Opinions: Learning to love my curls
It’s never too late to embrace your natural beauty
March 26, 2017
When I was kid I remember one of the first times I ever got my hair straightened. It was for a cheerleading competition, I only received a participation trophy for.
Although I knew it wasn’t true, when my hair was straight I felt like Beyoncé. My straight hair enabled me to channel my inner “Sasha Fierce” and display a level of confidence I wasn’t able to when my hair was curly. I was convinced that straight hair was beautiful hair and my curls were a curse given to me by my African father.
The media hasn’t changed much since I was a kid. Barbies still have straight silky hair rather than curls and afros, shampoo companies still market to women with straight hair. The message the media sends to curly haired girls everywhere is that their curls aren’t beautiful or even important enough to be advertised to.
During my childhood I was surrounded by people with silky smooth hair— I don’t remember ever having people in my life with hair like mine. My friends were white, my dolls were white, my mom was white and the hair and faces I saw in the media were white. Never once did I see hair like mine, except a few pictures in the last aisle of the hair section of Walmart when I went to go buy the Pink lotion that would tame my wild and unruly curls.
My mom went to great lengths to convince me that my curls were beautiful.
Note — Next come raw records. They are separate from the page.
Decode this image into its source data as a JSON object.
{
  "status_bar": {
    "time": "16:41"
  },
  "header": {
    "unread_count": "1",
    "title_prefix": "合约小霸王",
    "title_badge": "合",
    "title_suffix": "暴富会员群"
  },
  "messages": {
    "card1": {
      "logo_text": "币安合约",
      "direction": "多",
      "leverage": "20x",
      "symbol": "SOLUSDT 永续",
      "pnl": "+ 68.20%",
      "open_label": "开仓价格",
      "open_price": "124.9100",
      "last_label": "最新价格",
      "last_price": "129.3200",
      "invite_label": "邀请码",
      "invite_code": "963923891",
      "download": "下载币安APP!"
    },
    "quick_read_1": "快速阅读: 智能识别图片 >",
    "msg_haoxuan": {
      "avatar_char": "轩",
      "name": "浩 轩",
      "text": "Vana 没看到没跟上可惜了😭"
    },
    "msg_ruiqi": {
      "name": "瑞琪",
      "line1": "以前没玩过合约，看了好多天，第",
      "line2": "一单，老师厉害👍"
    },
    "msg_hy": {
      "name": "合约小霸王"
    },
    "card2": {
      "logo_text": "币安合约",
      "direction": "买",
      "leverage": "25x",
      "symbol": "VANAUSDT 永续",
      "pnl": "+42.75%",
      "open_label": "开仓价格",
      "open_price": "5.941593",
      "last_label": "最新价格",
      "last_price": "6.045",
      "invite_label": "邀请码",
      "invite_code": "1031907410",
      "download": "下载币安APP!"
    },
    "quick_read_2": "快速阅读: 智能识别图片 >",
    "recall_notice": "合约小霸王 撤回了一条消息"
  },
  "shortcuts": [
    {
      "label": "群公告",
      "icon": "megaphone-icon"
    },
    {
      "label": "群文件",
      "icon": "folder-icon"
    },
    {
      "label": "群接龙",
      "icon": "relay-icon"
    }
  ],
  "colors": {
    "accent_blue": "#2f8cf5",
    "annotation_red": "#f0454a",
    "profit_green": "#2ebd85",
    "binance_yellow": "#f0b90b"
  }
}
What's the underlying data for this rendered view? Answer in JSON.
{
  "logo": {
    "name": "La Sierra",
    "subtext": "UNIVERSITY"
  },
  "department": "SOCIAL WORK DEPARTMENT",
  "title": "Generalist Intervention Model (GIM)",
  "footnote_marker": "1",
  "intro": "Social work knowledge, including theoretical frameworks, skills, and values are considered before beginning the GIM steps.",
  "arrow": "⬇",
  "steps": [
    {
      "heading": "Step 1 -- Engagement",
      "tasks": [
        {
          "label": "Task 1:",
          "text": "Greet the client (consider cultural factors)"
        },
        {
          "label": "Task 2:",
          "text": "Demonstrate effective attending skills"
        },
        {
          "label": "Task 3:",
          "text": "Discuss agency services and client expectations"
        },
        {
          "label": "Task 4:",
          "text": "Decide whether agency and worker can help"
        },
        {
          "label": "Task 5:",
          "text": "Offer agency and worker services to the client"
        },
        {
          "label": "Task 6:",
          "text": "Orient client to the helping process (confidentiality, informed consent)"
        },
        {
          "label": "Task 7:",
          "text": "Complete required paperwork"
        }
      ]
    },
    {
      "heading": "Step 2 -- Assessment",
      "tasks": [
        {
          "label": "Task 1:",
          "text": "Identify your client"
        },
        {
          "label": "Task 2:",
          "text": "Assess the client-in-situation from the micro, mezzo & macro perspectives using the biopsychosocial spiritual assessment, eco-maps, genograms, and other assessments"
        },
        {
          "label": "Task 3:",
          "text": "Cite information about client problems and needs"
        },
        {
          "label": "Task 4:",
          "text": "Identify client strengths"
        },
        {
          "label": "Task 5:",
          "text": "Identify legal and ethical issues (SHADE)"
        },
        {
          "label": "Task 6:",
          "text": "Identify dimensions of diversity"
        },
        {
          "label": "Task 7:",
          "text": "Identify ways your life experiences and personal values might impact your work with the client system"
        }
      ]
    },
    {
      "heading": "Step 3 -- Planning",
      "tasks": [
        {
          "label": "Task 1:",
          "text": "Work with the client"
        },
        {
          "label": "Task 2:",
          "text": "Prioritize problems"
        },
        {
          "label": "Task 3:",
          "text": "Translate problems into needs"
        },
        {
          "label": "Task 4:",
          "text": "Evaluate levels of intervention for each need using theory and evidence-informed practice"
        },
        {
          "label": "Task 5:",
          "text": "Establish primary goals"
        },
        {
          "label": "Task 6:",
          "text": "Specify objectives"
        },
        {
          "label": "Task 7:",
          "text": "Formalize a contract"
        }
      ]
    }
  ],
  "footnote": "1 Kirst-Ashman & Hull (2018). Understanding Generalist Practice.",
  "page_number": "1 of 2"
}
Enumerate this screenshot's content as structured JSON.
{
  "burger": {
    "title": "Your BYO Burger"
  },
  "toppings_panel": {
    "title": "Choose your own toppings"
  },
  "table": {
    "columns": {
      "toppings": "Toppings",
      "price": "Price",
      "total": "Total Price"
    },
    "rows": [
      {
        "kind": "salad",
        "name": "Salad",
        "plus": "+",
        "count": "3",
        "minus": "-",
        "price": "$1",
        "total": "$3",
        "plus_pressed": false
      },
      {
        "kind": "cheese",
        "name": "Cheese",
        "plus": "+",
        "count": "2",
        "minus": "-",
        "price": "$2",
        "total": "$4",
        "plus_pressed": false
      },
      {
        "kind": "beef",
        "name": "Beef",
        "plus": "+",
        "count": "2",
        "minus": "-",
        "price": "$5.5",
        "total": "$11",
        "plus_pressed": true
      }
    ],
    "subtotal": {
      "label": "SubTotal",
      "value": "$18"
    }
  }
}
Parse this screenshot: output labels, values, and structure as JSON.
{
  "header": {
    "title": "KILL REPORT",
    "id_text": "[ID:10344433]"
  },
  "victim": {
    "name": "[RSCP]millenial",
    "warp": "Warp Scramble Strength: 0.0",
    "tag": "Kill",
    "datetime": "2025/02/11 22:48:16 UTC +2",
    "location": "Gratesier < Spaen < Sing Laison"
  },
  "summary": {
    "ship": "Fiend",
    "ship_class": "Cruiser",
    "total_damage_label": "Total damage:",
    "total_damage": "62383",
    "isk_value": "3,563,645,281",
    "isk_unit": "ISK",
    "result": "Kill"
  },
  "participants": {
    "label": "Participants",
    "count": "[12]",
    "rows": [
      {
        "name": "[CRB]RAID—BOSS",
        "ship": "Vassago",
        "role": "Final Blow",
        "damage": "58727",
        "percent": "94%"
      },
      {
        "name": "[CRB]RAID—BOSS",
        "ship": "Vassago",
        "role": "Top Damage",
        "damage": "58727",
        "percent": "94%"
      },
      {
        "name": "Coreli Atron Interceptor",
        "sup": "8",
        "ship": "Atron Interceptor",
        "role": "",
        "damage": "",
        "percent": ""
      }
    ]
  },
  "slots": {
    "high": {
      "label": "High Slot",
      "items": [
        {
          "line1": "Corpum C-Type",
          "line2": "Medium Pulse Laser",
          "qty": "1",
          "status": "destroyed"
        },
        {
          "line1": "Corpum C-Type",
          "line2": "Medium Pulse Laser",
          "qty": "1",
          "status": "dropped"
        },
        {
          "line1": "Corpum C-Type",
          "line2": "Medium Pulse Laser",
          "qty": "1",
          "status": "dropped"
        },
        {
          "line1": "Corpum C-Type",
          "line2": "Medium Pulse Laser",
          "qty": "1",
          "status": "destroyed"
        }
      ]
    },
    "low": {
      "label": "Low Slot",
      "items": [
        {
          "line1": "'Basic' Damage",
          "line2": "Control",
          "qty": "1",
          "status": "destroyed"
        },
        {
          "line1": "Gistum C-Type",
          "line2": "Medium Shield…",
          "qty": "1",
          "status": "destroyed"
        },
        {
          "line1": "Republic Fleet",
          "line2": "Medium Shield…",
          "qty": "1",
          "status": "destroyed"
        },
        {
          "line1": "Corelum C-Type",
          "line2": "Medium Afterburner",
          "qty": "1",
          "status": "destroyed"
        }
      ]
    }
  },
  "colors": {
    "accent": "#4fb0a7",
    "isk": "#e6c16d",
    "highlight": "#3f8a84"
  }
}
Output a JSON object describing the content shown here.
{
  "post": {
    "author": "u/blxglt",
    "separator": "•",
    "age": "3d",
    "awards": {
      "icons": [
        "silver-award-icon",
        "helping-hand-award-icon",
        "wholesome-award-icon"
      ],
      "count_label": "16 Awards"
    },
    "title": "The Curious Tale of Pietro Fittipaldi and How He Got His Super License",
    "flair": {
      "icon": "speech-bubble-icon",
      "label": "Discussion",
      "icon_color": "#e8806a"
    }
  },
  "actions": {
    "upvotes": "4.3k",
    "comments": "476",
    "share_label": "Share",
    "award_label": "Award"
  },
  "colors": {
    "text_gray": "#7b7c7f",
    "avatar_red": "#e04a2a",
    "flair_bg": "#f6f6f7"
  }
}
Eventually she realized that coming to that realization was something I would have to do on my own. After I had asked her to get a perm she said “One day you’re gonna come to me and wish I didn’t let you do this.”
It wasn’t until the end of my freshman year when my hair was fried beyond repair that I realized I had curly hair and my only option was to embrace it. After years of straightening, dyeing and perming my hair I realized that my mom’s words held truth. I eventually came to the conclusion that my hair would never be like those of the girls surrounding me.
The only hair I’ll ever have is my own and my only option is to love it whether I want to or not. I made excuses for the hate that I felt for my hair. One can always make excuses as to why they shouldn’t love themselves, but as soon as one realizes loving themselves is more rewarding, life becomes more enjoyable.
I do still straighten my hair and enjoy it. It still evokes that “Sasha Fierce” mentality, but I’ve learned to feel even better when sporting my curls and that’s what every girl with curly hair who straightens their hair on a regular needs to learn.
Generally, looks don’t define identity, but my hair makes me unique. No girl in the world has the exact same texture with the exact same curl pattern as me. No matter how nappy my curls may be when I wake up in the morning, no matter how imperfect they might lay and hard they may be to brush, they’re still worth loving. If I could say one things to girls with curly hair it would be to love your curls and embrace them as much as possible.